Another feature off the March edition will be the New Designer Showcase.
In a related development, Messe Frankfurt said it is postponing its Intima Fashion Live trade show, which was scheduled in March in Miami Beach.
“Due to the focus being given to our three [Intimate Apparel Salon] shows in New York this year, we made the decision to direct our attention to these events and take them to a higher level,” Bleinroth said. “This will be evident at the expanded show in March, at the largest August show at the North pavilion at the Jacob Javits Center, and in November when we return to the Millennium hotel.”
VAN MAR TAPS ALBERT: Van Mar Inc. has named Ronnie Albert national sales manager for the licensed collection of Karen Neuburger Intimates, which was launched in July.
Albert was most recently buyer of shapewear and panties at Sears Roebuck & Co., and held various buying and merchandising posts at Abraham & Strauss and May Merchandising Corp., where she was the market representative for daywear and panties.
Albert reports to Scott Schulman, chairman and chief executive officer of Van Mar.
IASC GETS LUDACRIS: Chronically ill children at the Rusk Institute of Rehabilitative Medicine at NYU Medical Center enjoyed a Christmas/Hanukkah party with music and a visit from rapper Ludacris.
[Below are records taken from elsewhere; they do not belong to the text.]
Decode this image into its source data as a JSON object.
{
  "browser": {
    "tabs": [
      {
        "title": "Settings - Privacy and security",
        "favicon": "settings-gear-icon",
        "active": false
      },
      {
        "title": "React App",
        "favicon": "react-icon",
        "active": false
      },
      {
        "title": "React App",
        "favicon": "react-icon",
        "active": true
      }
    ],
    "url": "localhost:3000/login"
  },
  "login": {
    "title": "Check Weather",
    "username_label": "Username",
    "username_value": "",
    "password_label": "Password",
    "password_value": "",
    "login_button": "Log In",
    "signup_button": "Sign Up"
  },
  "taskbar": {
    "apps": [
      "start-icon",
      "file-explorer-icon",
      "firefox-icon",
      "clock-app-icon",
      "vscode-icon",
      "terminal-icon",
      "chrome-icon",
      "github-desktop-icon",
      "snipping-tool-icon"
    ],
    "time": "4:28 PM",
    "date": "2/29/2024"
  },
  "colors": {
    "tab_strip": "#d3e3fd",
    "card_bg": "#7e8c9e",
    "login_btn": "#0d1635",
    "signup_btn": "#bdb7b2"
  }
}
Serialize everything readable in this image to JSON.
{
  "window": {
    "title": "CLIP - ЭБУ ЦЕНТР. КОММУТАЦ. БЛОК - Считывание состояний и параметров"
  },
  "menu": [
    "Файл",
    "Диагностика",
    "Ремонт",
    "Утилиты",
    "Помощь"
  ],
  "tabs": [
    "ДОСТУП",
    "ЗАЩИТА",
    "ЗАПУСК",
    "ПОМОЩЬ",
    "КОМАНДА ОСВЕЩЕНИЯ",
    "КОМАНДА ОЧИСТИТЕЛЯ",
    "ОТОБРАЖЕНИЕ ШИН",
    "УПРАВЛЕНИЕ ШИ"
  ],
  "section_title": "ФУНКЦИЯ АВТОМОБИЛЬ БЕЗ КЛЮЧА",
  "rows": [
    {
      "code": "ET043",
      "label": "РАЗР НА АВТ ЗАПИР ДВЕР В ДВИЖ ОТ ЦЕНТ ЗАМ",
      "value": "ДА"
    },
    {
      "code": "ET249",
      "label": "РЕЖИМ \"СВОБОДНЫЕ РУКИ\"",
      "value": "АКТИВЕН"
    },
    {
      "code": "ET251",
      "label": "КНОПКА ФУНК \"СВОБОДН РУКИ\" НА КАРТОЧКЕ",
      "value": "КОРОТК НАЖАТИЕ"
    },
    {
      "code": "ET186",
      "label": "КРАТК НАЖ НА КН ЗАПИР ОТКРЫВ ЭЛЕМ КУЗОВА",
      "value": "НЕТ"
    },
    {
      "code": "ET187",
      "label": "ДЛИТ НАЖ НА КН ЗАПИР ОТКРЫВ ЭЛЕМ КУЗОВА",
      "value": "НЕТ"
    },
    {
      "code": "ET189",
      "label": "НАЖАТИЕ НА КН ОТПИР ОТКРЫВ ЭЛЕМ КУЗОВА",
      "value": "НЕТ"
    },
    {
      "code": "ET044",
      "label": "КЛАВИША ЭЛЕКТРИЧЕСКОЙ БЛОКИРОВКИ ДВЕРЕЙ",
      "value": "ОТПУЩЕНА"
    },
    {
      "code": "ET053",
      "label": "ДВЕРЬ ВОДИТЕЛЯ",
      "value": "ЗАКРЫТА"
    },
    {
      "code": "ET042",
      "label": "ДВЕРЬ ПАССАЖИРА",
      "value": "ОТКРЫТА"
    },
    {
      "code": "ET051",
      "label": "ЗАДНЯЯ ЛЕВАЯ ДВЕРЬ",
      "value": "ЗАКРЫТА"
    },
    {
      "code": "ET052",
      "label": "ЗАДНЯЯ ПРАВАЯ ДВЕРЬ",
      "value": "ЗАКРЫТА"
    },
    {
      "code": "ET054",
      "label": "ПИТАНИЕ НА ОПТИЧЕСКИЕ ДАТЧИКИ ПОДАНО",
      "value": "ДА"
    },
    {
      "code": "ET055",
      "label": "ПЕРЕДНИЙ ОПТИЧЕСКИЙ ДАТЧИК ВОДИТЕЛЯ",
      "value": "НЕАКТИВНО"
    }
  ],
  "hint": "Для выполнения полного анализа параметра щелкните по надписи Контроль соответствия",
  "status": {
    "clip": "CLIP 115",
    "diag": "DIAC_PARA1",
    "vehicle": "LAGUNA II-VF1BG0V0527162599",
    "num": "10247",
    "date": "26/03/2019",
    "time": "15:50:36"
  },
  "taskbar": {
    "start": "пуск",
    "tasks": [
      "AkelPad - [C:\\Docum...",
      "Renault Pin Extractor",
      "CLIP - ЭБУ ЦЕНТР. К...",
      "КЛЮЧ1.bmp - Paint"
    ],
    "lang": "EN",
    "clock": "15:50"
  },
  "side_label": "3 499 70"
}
The party was hosted by the Intimate Apparel Square Club, which presented the Rusk Institute with a donation of $737,000 to support future treatments for children. Janet Grove, chairman and chief executive officer of Federated Merchandising Group and a recipient of the IASC’s 2002 HUG Award, was the evening’s honoree at a dinner following the kids’ party at Trattoria Alba.